Erinnern - Mahnen - Verurteilen

Am Internationalen Frauentag wurde das Projekt Friedensstatue in Frankfurt der Öffentlichkeit vorgestellt.

Auf dem Bild ist ein leerer Bronzestuhl und daneben die auf einem Stuhl sitzende Statue einer jungen Frau

Einweihung Friedensstatue "Trostfrauen"

Die Statue steht für das Leiden von Menschen weltweit, die sexualisierter Gewalt in Kriegen ausgesetzt waren und sind. Sie mahnt die Rechte von Frauen in Kriegssituationen an. 

Ein breiter Trägerkreis innerhalb der Evangelischen Kirche von Hessen und Nassau - darunter das Zentrum Ökumene - hat die Realisierung des Projektes unterstützt und die Koreanische Evangelische Kirchengemeinde Rhein-Main der EKHN hat anlässlich ihres 50. Bestehens eine solche Statue erworben. Heute - am Internationalen Frauentag - wurde sie von der stellvertretenden Kirchenpräsidentin Ulrike Scherf auf dem Gelände der Gemeinde  in Frankfurt (Sondershausenstrasse 51a) enthüllt und der Öffentlichkeit vorgestellt.

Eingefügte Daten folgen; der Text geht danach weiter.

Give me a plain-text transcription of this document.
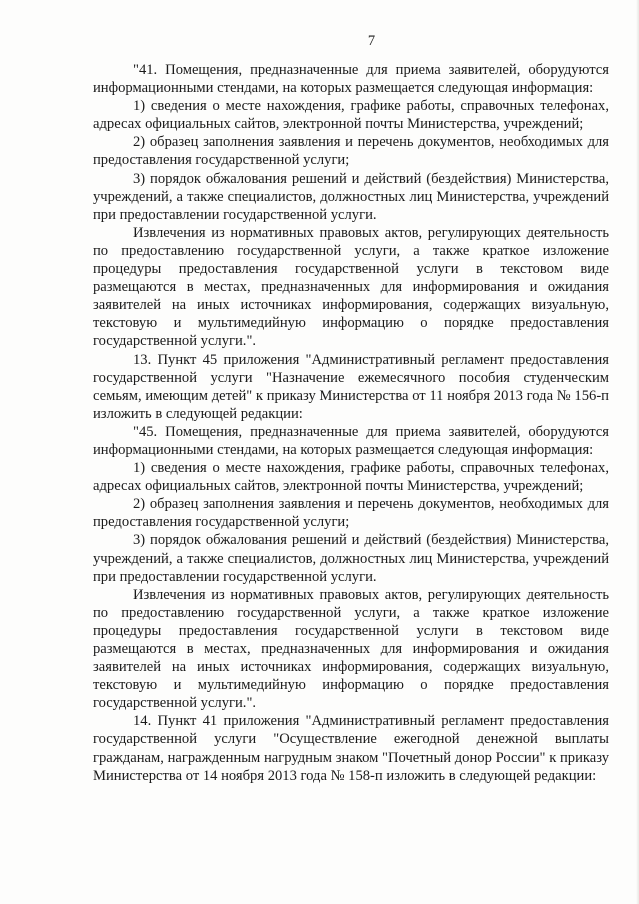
7

"41. Помещения, предназначенные для приема заявителей, оборудуются информационными стендами, на которых размещается следующая информация:

1) сведения о месте нахождения, графике работы, справочных телефонах, адресах официальных сайтов, электронной почты Министерства, учреждений;

2) образец заполнения заявления и перечень документов, необходимых для предоставления государственной услуги;

3) порядок обжалования решений и действий (бездействия) Министерства, учреждений, а также специалистов, должностных лиц Министерства, учреждений при предоставлении государственной услуги.

Извлечения из нормативных правовых актов, регулирующих деятельность по предоставлению государственной услуги, а также краткое изложение процедуры предоставления государственной услуги в текстовом виде размещаются в местах, предназначенных для информирования и ожидания заявителей на иных источниках информирования, содержащих визуальную, текстовую и мультимедийную информацию о порядке предоставления государственной услуги.".

13. Пункт 45 приложения "Административный регламент предоставления государственной услуги "Назначение ежемесячного пособия студенческим семьям, имеющим детей" к приказу Министерства от 11 ноября 2013 года № 156-п изложить в следующей редакции:

"45. Помещения, предназначенные для приема заявителей, оборудуются информационными стендами, на которых размещается следующая информация:

1) сведения о месте нахождения, графике работы, справочных телефонах, адресах официальных сайтов, электронной почты Министерства, учреждений;

2) образец заполнения заявления и перечень документов, необходимых для предоставления государственной услуги;

3) порядок обжалования решений и действий (бездействия) Министерства, учреждений, а также специалистов, должностных лиц Министерства, учреждений при предоставлении государственной услуги.

Извлечения из нормативных правовых актов, регулирующих деятельность по предоставлению государственной услуги, а также краткое изложение процедуры предоставления государственной услуги в текстовом виде размещаются в местах, предназначенных для информирования и ожидания заявителей на иных источниках информирования, содержащих визуальную, текстовую и мультимедийную информацию о порядке предоставления государственной услуги.".

14. Пункт 41 приложения "Административный регламент предоставления государственной услуги "Осуществление ежегодной денежной выплаты гражданам, награжденным нагрудным знаком "Почетный донор России" к приказу Министерства от 14 ноября 2013 года № 158-п изложить в следующей редакции:
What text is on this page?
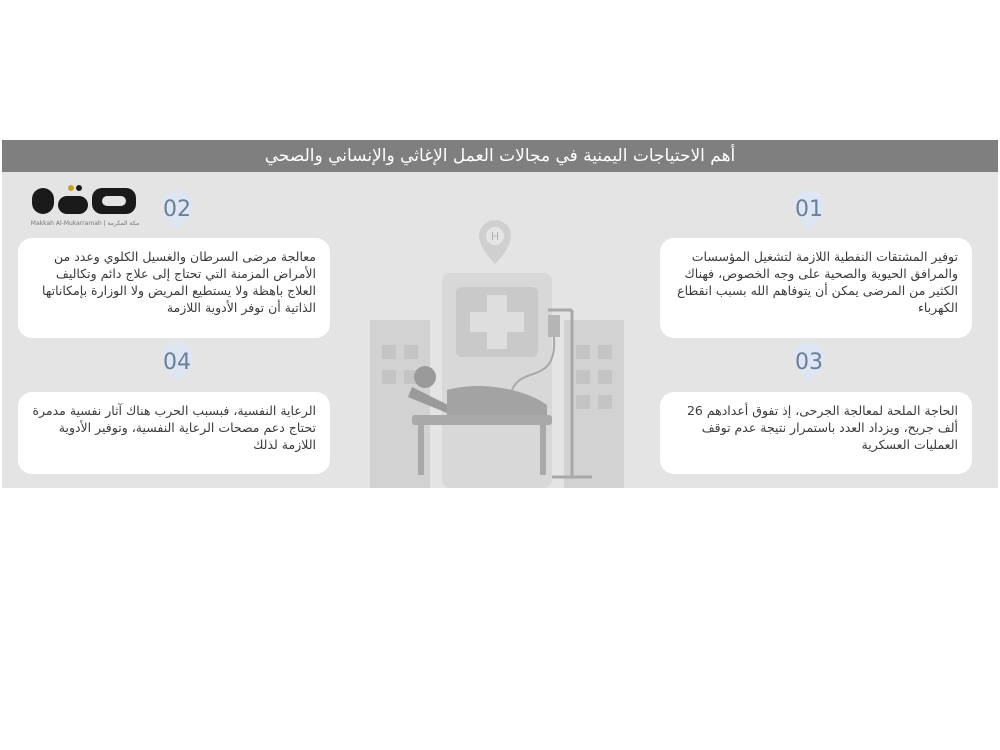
أهم الاحتياجات اليمنية في مجالات العمل الإغاثي والإنساني والصحي
Makkah Al-Mukarramah | مكة المكرمة
H
02	01
04	03
معالجة مرضى السرطان والغسيل الكلوي وعدد من الأمراض المزمنة التي تحتاج إلى علاج دائم وتكاليف العلاج باهظة ولا يستطيع المريض ولا الوزارة بإمكاناتها الذاتية أن توفر الأدوية اللازمة
توفير المشتقات النفطية اللازمة لتشغيل المؤسسات والمرافق الحيوية والصحية على وجه الخصوص، فهناك الكثير من المرضى يمكن أن يتوفاهم الله بسبب انقطاع الكهرباء
الرعاية النفسية، فبسبب الحرب هناك آثار نفسية مدمرة تحتاج دعم مصحات الرعاية النفسية، وتوفير الأدوية اللازمة لذلك
الحاجة الملحة لمعالجة الجرحى، إذ تفوق أعدادهم 26 ألف جريح، ويزداد العدد باستمرار نتيجة عدم توقف العمليات العسكرية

Unter den Gästen waren unter anderem Vertreterinnen und Vertreter des Koreaverbandes e.V., der Deutschen Ostasienmission und der koreanischen Partnerpropstei der EKHN, Gwangju.

Kunstprojekt "Trostfrauen"

Im Asien-Pazifik-Raum hat die japanische Armee während des zweiten Weltkriegs rund zweihunderttausend Mädchen und junge Frauen als sogenannte "Trostfrauen" in Armeebordellen in die Sexsklaverei gezwungen. Auch in der deutschen und europäischen Geschichte wurde systematisch sexuelle Gewalt eingesetzt. Internationale militärische Einsätze in der Gegenwart bezeugen diese "Kriegstaktik" bis heute.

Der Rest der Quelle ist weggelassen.